🤖 AI Summary
Balancing interpretability and accuracy remains challenging in topic modeling of unstructured social media text. Method: This paper proposes an end-to-end topic extraction framework tailored to autism-community tweets, introducing a novel three-stage paradigm: “embedding compression → clustering → agent-based chain-of-thought (CoT) generation.” It integrates Tweet-BERT embeddings, UMAP dimensionality reduction, non-negative matrix factorization (NMF), and a dual-LLM协同 mechanism—comprising topic generation and quality verification—enhanced by agent-oriented CoT prompting for semantic refinement and interpretable representation. Results: Evaluated on real-world data, the framework achieves a 32% improvement in topic coherence and attains a Cohen’s Kappa of 0.81 in human evaluation. It operates with minimal supervision and exhibits strong cross-domain transferability, establishing a generalizable, robust paradigm for domain-specific community discourse analysis.
📝 Abstract
Thematic analysis of social media posts provides a major understanding of public discourse, yet traditional methods often struggle to capture the complexity and nuance of unstructured, large-scale text data.

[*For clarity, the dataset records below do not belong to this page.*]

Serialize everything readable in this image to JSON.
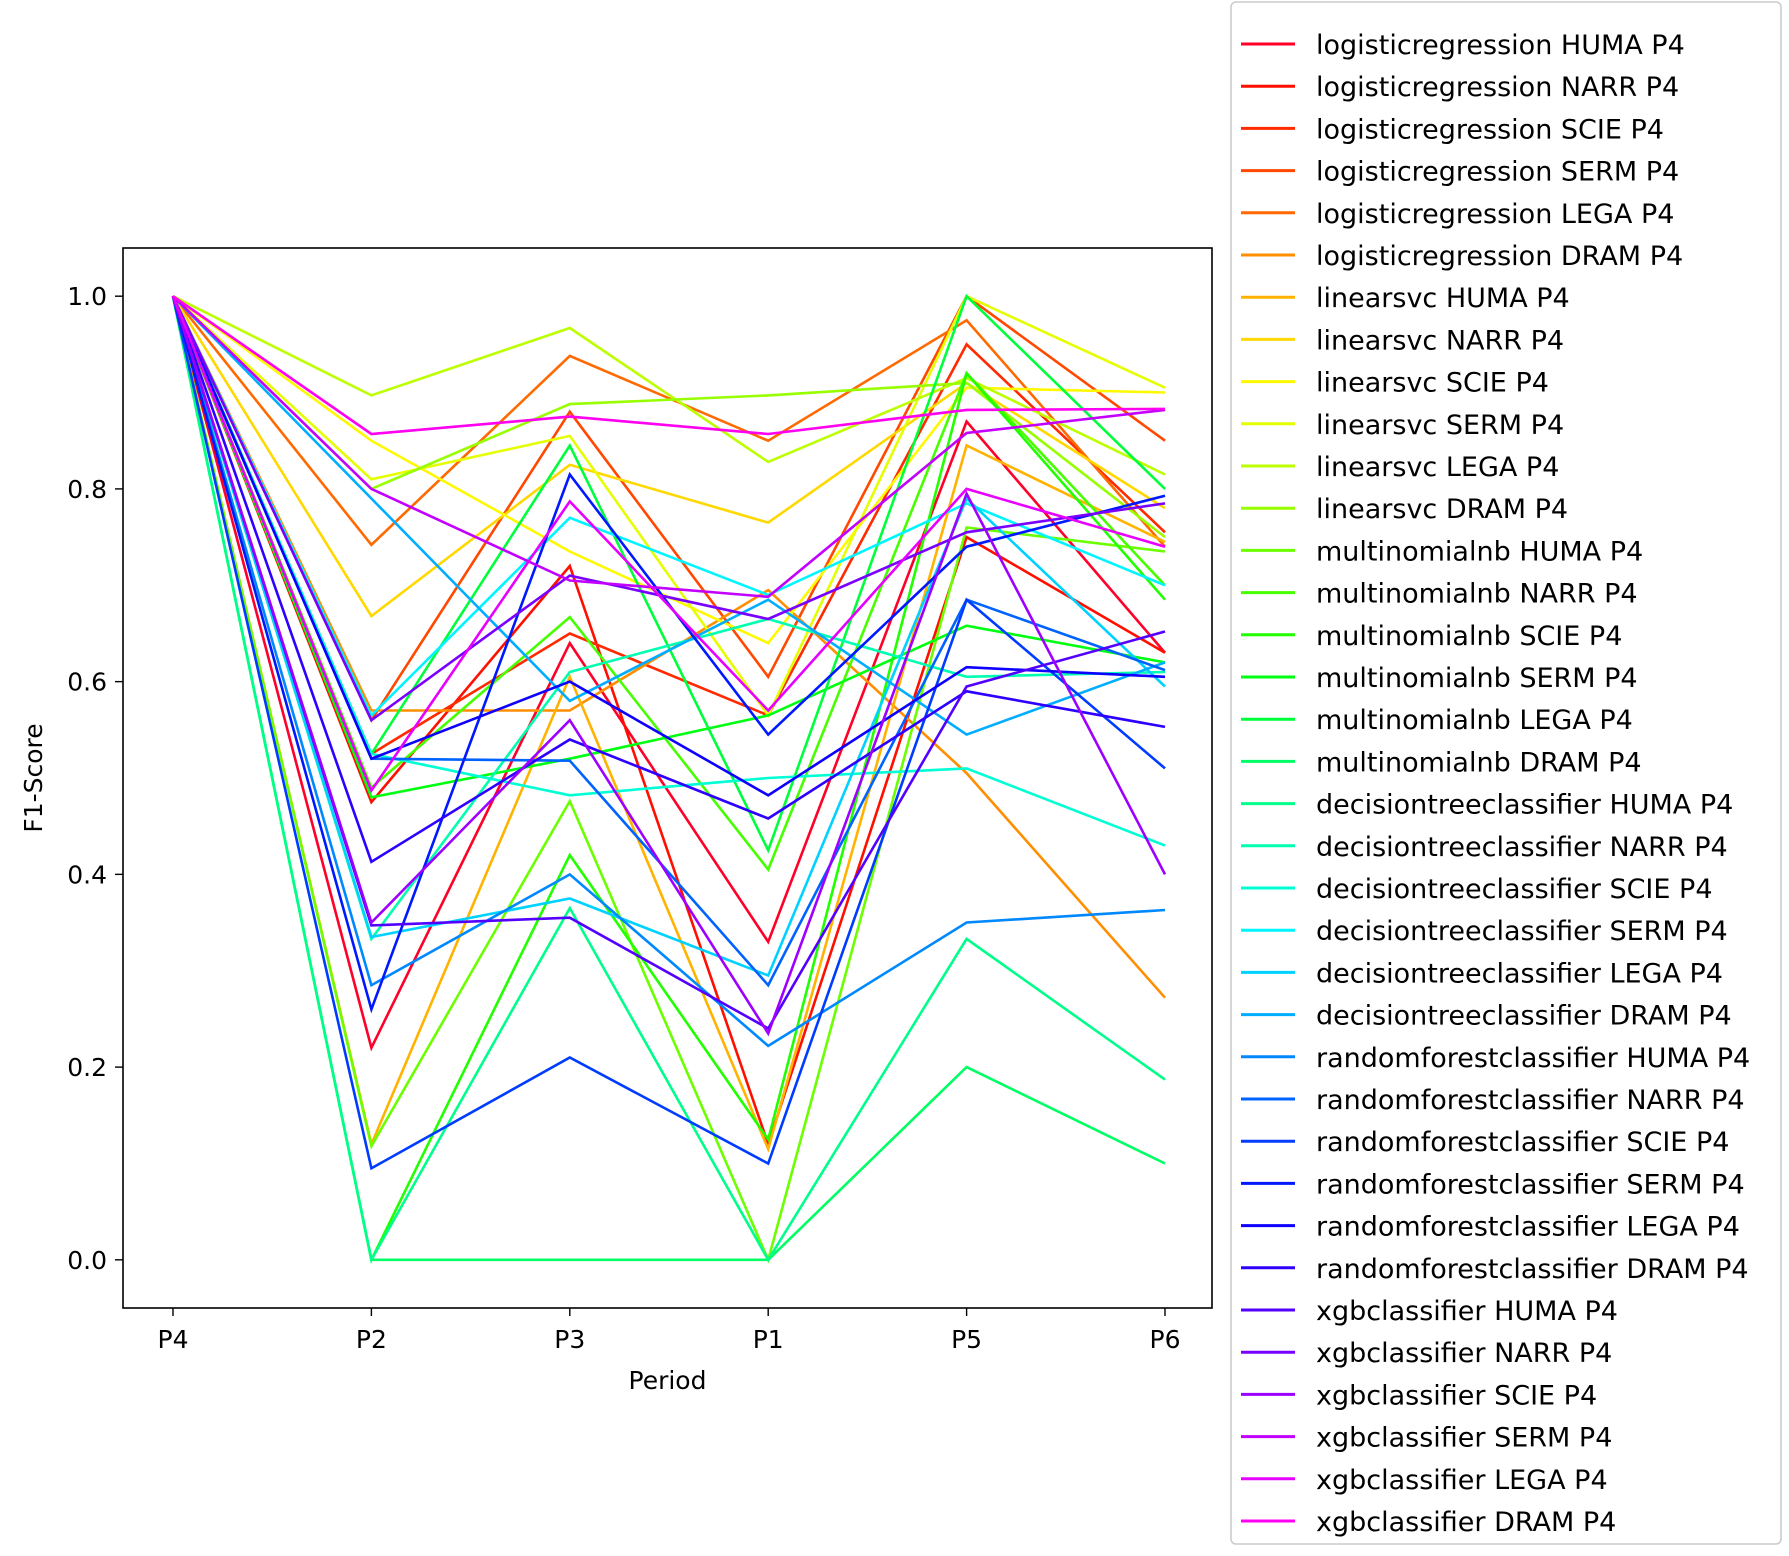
{
  "chart_data": {
    "type": "line",
    "title": "",
    "xlabel": "Period",
    "ylabel": "F1-Score",
    "categories": [
      "P4",
      "P2",
      "P3",
      "P1",
      "P5",
      "P6"
    ],
    "ylim": [
      -0.05,
      1.05
    ],
    "yticks": [
      0.0,
      0.2,
      0.4,
      0.6,
      0.8,
      1.0
    ],
    "ytick_labels": [
      "0.0",
      "0.2",
      "0.4",
      "0.6",
      "0.8",
      "1.0"
    ],
    "grid": false,
    "legend_position": "outside-right",
    "series": [
      {
        "name": "logisticregression HUMA P4",
        "color": "#ff0029",
        "values": [
          1.0,
          0.22,
          0.64,
          0.33,
          0.87,
          0.63
        ]
      },
      {
        "name": "logisticregression NARR P4",
        "color": "#ff0f00",
        "values": [
          1.0,
          0.475,
          0.72,
          0.12,
          0.75,
          0.63
        ]
      },
      {
        "name": "logisticregression SCIE P4",
        "color": "#ff2a00",
        "values": [
          1.0,
          0.525,
          0.65,
          0.565,
          0.95,
          0.755
        ]
      },
      {
        "name": "logisticregression SERM P4",
        "color": "#ff4800",
        "values": [
          1.0,
          0.56,
          0.88,
          0.605,
          1.0,
          0.85
        ]
      },
      {
        "name": "logisticregression LEGA P4",
        "color": "#ff6900",
        "values": [
          1.0,
          0.742,
          0.938,
          0.85,
          0.975,
          0.74
        ]
      },
      {
        "name": "logisticregression DRAM P4",
        "color": "#ff8e00",
        "values": [
          1.0,
          0.57,
          0.57,
          0.695,
          0.505,
          0.272
        ]
      },
      {
        "name": "linearsvc HUMA P4",
        "color": "#ffb300",
        "values": [
          1.0,
          0.12,
          0.605,
          0.115,
          0.845,
          0.745
        ]
      },
      {
        "name": "linearsvc NARR P4",
        "color": "#ffd800",
        "values": [
          1.0,
          0.668,
          0.825,
          0.765,
          0.91,
          0.78
        ]
      },
      {
        "name": "linearsvc SCIE P4",
        "color": "#fff900",
        "values": [
          1.0,
          0.85,
          0.735,
          0.64,
          0.905,
          0.9
        ]
      },
      {
        "name": "linearsvc SERM P4",
        "color": "#e5ff00",
        "values": [
          1.0,
          0.81,
          0.855,
          0.565,
          1.0,
          0.905
        ]
      },
      {
        "name": "linearsvc LEGA P4",
        "color": "#bdff00",
        "values": [
          1.0,
          0.897,
          0.967,
          0.828,
          0.915,
          0.815
        ]
      },
      {
        "name": "linearsvc DRAM P4",
        "color": "#97ff00",
        "values": [
          1.0,
          0.8,
          0.888,
          0.897,
          0.91,
          0.75
        ]
      },
      {
        "name": "multinomialnb HUMA P4",
        "color": "#6bff00",
        "values": [
          1.0,
          0.118,
          0.476,
          0.0,
          0.76,
          0.735
        ]
      },
      {
        "name": "multinomialnb NARR P4",
        "color": "#46ff00",
        "values": [
          1.0,
          0.49,
          0.667,
          0.405,
          0.92,
          0.7
        ]
      },
      {
        "name": "multinomialnb SCIE P4",
        "color": "#21ff00",
        "values": [
          1.0,
          0.0,
          0.42,
          0.125,
          0.92,
          0.685
        ]
      },
      {
        "name": "multinomialnb SERM P4",
        "color": "#00ff10",
        "values": [
          1.0,
          0.48,
          0.52,
          0.565,
          0.658,
          0.62
        ]
      },
      {
        "name": "multinomialnb LEGA P4",
        "color": "#00ff3b",
        "values": [
          1.0,
          0.525,
          0.845,
          0.425,
          1.0,
          0.8
        ]
      },
      {
        "name": "multinomialnb DRAM P4",
        "color": "#00ff64",
        "values": [
          1.0,
          0.0,
          0.0,
          0.0,
          0.2,
          0.1
        ]
      },
      {
        "name": "decisiontreeclassifier HUMA P4",
        "color": "#00ff8a",
        "values": [
          1.0,
          0.0,
          0.365,
          0.0,
          0.333,
          0.187
        ]
      },
      {
        "name": "decisiontreeclassifier NARR P4",
        "color": "#00ffb0",
        "values": [
          1.0,
          0.333,
          0.61,
          0.665,
          0.605,
          0.61
        ]
      },
      {
        "name": "decisiontreeclassifier SCIE P4",
        "color": "#00ffd4",
        "values": [
          1.0,
          0.525,
          0.482,
          0.5,
          0.51,
          0.43
        ]
      },
      {
        "name": "decisiontreeclassifier SERM P4",
        "color": "#00f5ff",
        "values": [
          1.0,
          0.565,
          0.77,
          0.69,
          0.785,
          0.7
        ]
      },
      {
        "name": "decisiontreeclassifier LEGA P4",
        "color": "#00d2ff",
        "values": [
          1.0,
          0.335,
          0.375,
          0.295,
          0.79,
          0.595
        ]
      },
      {
        "name": "decisiontreeclassifier DRAM P4",
        "color": "#00adff",
        "values": [
          1.0,
          0.79,
          0.58,
          0.685,
          0.545,
          0.62
        ]
      },
      {
        "name": "randomforestclassifier HUMA P4",
        "color": "#0089ff",
        "values": [
          1.0,
          0.285,
          0.4,
          0.222,
          0.35,
          0.363
        ]
      },
      {
        "name": "randomforestclassifier NARR P4",
        "color": "#0063ff",
        "values": [
          1.0,
          0.52,
          0.518,
          0.285,
          0.685,
          0.612
        ]
      },
      {
        "name": "randomforestclassifier SCIE P4",
        "color": "#003cff",
        "values": [
          1.0,
          0.095,
          0.21,
          0.1,
          0.685,
          0.51
        ]
      },
      {
        "name": "randomforestclassifier SERM P4",
        "color": "#0018ff",
        "values": [
          1.0,
          0.26,
          0.815,
          0.545,
          0.74,
          0.793
        ]
      },
      {
        "name": "randomforestclassifier LEGA P4",
        "color": "#0d00ff",
        "values": [
          1.0,
          0.52,
          0.6,
          0.482,
          0.615,
          0.605
        ]
      },
      {
        "name": "randomforestclassifier DRAM P4",
        "color": "#2e00ff",
        "values": [
          1.0,
          0.413,
          0.54,
          0.458,
          0.59,
          0.553
        ]
      },
      {
        "name": "xgbclassifier HUMA P4",
        "color": "#5400ff",
        "values": [
          1.0,
          0.347,
          0.355,
          0.24,
          0.595,
          0.652
        ]
      },
      {
        "name": "xgbclassifier NARR P4",
        "color": "#7900ff",
        "values": [
          1.0,
          0.56,
          0.71,
          0.665,
          0.755,
          0.785
        ]
      },
      {
        "name": "xgbclassifier SCIE P4",
        "color": "#9e00ff",
        "values": [
          1.0,
          0.35,
          0.56,
          0.235,
          0.795,
          0.4
        ]
      },
      {
        "name": "xgbclassifier SERM P4",
        "color": "#c300ff",
        "values": [
          1.0,
          0.8,
          0.705,
          0.688,
          0.858,
          0.882
        ]
      },
      {
        "name": "xgbclassifier LEGA P4",
        "color": "#e800ff",
        "values": [
          1.0,
          0.487,
          0.787,
          0.57,
          0.8,
          0.74
        ]
      },
      {
        "name": "xgbclassifier DRAM P4",
        "color": "#ff00f0",
        "values": [
          1.0,
          0.857,
          0.875,
          0.857,
          0.882,
          0.883
        ]
      }
    ]
  }
}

This study introduces a novel methodology for thematic analysis that integrates tweet embeddings from pre-trained language models, dimensionality reduction using and matrix factorization, and generative AI to identify and refine latent themes. Our approach clusters compressed tweet representations and employs generative AI to extract and articulate themes through an agentic Chain of Thought (CoT) prompting, with a secondary LLM for quality assurance. This methodology is applied to tweets from the autistic community, a group that increasingly uses social media to discuss their experiences and challenges. By automating the thematic extraction process, the aim is to uncover key insights while maintaining the richness of the original discourse. This autism case study demonstrates the utility of the proposed approach in improving thematic analysis of social media data, offering a scalable and adaptable framework that can be applied to diverse contexts. The results highlight the potential of combining machine learning and Generative AI to enhance the depth and accuracy of theme identification in online communities.